SAF: 20 Years of Growing Farmworker Activists
SAF and the ARTS
To fulfill SAF's mission to increase interaction, communication and understanding among people of different cultures, they use art, documentary, and theater to:
- Record farmworkers’ stories
- Celebrate farmworkers’ cultural traditions
- Enable farmworkers and their families to share their concerns with the public
- Teach farmworkers about their rights and how to protect themselves in the fields
- Protest the abuses in the fields.
While most types of art deliver a message or encourage reflection, SAF uses art to stimulate social change. Beyond reflection, SAF uses artistic means to educate, inspire dialogue, and promote positive change in farmworkers. The exhibit in the Rare Book Room Hallway Cases display the many ways that SAF uses art in its educational programs, and the way that art is used in activism.
Theater
Since 1994, SAF’s protest theater group has performed for thousands of farmworkers and their families at labor camps, school events, conferences, and health fairs. SAF’s use of theater continues the legacy of Luis Valdez’s farmworkers’ theater, known as Teatro Campesino, which emerged during the California grape pickers’ strike of 1965 to support the United Farm Workers. The fact that most of the performers are also farmworkers is what Valdez calls “theater of reality” or Protest Theater. Through the theater group, SAF increases farmworkers’ access to key health and education information, alleviates isolation experienced by migrant workers, and initiates dialogue about immigrants’ rights, educational reform, and social change. These performances inspire farmworkers to have powerful discussions and to work toward improvements in their workplaces, schools, and communities.
Visual Art
SAF uses art to motivate migrant students to talk about barriers they face in school and in their communities and to feel pride in their cultural traditions. Since SAF’s inception as a nonprofit, they have coordinated art workshops on mask making, Polaroid collages, murals, silk screening, pinhole cameras, holiday card making, Photovoice, engraving, and bookmaking.
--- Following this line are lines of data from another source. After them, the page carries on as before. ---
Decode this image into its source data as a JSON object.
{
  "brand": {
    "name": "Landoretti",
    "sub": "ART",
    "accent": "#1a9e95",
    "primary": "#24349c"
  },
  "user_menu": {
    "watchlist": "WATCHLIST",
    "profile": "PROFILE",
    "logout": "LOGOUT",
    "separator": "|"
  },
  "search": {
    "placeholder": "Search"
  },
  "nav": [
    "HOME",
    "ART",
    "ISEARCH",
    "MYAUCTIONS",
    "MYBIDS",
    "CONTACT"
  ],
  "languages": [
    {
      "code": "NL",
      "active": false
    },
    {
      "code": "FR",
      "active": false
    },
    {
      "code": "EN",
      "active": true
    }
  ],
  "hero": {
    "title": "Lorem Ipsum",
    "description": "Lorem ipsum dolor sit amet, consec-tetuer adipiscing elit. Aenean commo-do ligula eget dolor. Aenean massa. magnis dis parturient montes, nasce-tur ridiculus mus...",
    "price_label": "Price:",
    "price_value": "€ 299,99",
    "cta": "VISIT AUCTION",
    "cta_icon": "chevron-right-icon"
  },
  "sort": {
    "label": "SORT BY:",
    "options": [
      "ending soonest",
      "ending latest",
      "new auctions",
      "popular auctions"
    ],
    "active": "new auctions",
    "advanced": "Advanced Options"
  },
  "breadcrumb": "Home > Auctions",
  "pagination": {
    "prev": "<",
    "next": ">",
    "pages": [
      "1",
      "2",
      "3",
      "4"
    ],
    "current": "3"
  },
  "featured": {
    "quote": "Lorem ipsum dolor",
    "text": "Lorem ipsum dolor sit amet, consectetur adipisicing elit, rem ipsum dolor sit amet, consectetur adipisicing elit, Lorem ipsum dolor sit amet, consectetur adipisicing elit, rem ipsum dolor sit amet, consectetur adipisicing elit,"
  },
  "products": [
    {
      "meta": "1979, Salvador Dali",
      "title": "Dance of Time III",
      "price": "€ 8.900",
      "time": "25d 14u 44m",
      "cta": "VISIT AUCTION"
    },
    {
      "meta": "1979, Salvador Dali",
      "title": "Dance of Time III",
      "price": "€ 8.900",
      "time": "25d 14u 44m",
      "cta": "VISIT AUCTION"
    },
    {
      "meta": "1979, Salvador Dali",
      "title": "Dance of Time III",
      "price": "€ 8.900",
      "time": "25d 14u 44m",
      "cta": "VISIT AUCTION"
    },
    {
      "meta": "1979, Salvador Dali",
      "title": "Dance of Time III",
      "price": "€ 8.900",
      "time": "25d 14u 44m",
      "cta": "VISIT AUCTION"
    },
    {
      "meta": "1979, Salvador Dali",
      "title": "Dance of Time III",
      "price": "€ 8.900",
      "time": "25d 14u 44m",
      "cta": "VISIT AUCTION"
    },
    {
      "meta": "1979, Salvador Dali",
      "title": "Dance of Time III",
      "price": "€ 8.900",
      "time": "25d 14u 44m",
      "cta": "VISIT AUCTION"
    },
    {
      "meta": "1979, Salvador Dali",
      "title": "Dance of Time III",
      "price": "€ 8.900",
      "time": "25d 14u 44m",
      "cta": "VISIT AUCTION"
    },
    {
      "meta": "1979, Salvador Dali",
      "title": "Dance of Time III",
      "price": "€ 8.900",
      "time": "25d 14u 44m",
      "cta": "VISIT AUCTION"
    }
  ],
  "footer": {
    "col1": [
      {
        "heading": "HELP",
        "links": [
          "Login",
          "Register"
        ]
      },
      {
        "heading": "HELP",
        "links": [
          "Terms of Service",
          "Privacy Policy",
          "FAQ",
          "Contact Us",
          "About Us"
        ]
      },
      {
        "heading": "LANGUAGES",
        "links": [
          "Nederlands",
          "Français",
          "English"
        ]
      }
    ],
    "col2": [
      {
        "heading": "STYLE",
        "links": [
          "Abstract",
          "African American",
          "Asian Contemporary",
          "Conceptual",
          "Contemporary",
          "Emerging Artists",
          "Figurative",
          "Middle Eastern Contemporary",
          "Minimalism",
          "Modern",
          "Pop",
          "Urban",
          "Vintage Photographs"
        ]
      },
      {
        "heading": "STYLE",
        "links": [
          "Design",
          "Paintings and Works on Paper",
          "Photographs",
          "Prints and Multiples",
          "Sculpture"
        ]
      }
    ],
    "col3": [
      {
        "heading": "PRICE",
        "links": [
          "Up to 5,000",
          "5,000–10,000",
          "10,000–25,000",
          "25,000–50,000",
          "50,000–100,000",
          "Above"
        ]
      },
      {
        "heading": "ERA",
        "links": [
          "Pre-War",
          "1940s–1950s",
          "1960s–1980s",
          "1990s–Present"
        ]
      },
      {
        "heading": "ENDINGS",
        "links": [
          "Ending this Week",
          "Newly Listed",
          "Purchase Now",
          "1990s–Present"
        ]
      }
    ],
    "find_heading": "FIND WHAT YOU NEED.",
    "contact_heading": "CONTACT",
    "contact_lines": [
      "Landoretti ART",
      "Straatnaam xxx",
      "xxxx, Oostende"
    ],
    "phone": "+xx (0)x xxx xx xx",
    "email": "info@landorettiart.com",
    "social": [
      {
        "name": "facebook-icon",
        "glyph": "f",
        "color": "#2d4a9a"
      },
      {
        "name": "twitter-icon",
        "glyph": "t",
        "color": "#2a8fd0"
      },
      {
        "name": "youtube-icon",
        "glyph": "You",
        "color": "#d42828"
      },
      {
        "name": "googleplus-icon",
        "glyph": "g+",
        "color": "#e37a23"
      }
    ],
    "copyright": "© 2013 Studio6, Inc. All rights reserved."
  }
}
They often use students’ original artwork and writings to create exhibits, publications, presentations, and theater performances.
Documentary Arts
In collaboration with the Center for Documentary Studies, SAF has been using audio-recorded interviews and photographs to document the cultural traditions and labor lore of immigrant farmworkers in the South for more than twenty years. SAF students have completed over 200 documentary projects primarily with adult Mexican farmworkers about their crafts, food, dance, healing, religious rituals, celebrations, songs, work culture, immigration, and family.
Through these projects, farmworkers have conveyed their desire to connect with their families, friends, and country of origin and also a need to share their stories, struggles, and traditions with communities in the U.S. You will find SAF’s documentary work represented throughout the Perkins Gallery Exhibit in photographs, publications, and quotes from farmworkers and students.
The Art of Protest
SAF uses art in banners, buttons, stickers, picket signs and other materials to attract the attention of bystanders at marches and rallies so that they can engage new individuals in farm labor and policy campaigns supporting farmworkers.
Big Papa is a puppet that was used by SAF’s theater group from 2003-2004 to represent the negative aspects of corporate agriculture. The puppet was created by NC sculpture artist Daniel L. Mathewson (1964-2011) for the play “Gigantes en los Campos/Giants in the Fields” written by NC writer Cara Page. The Big Papa character had few lines, but loomed ominously over scenes in the play as a method of intimidation and mockery of the farmworker characters. The play critiqued the H2A Guestworker Program which brings thousands of farmworkers to labor in the fields of North Carolina picking tobacco, cucumbers and other crops.